Sat down and waited ten minutes—nothing in sight. I exposed myself in trying to find out if the parties were coming. When I got to where I could see, I descried an object in the distance, in what appeared to be a long white blanket. He dodged around out of sight, as if intending to go behind the Springs. Another appeared closer to me, in what also appeared to be a blanket. He dodged around in the same manner as the former one.

Another soon appeared. I had no doubt that he was an Indian, and I said to myself: “Mr. Stone, it’s about time you were traveling!” I “lit out” for timber about one hundred yards up the gulch. While I was waiting to see who were coming, the Indians had worked around and got into the gulch I had to go up, and get to the timber. I had to go within five or six yards of them through the brush. Moving as fast and cautiously as I could, I accidentally stepped on a piece of dead brush, which broke with a loud crash. Some of the Indians heard and one made for me. I then moved very fast, for I knew I had to work for my life, if I did not get to timber soon, I was a dead man.

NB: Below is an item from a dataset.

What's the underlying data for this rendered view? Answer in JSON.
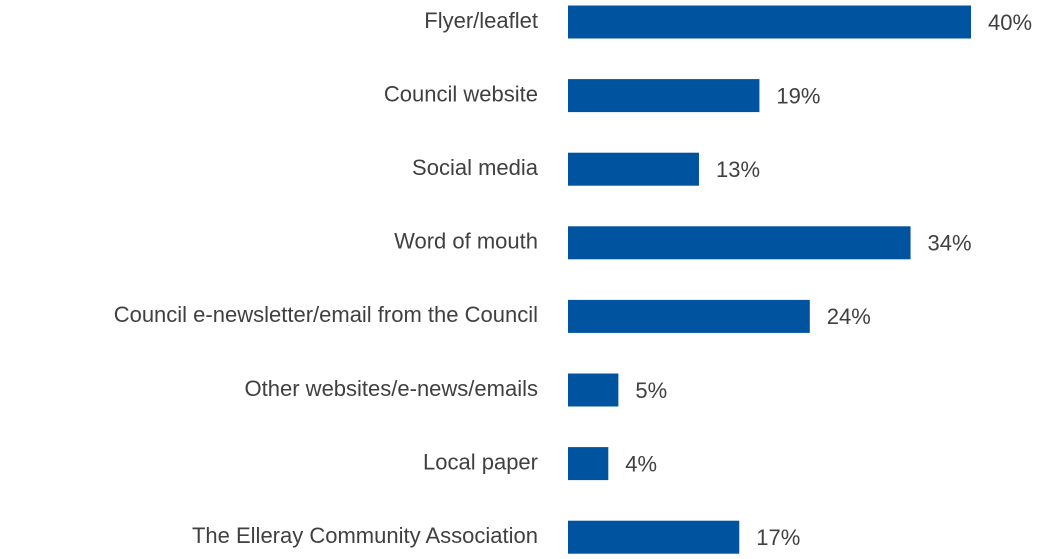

In a few moments, I found that the Indian would cut me off, as from the crash of breaking twigs I knew he was close to me. I thought I was a dead man, sure, and said: “My God! What shall I do!” Just then, I chanced to run under a tree, with low branches. I took hold of the branches and hoisted myself in, without any expectation of saving my life. I had no more than got into the tree, before an Indian on horseback dashed under it, gazing in every direction for me, and seeming surprised at not seeing the object that made the noise.

After going about ten yards, he stopped his horse, raised his gun up on his arm, and listened for an instant. He then went through an opening out of sight.

I now considered myself perfectly safe, but remained in the tree about two hours.

While in the tree I heard several shots at the house, and saw they had made fires there. Suppose they had burned the buildings.


After the Indians left, Stone decided to make for a ranch north of the Park.  On the way, he met a group of soldiers who were pursuing the Indians. Later he learned that the Indians had killed Dietrich and other members of the party were safe.


—  Abridged from “Two Narrow Escapes from the Clutches of the Red Devils in 1877: His Own Story Told by Benjamin Stone.” The Avant Courier, Bozeman, September 6, 1877.

— Photo from the Yellowstone Digital Slide File.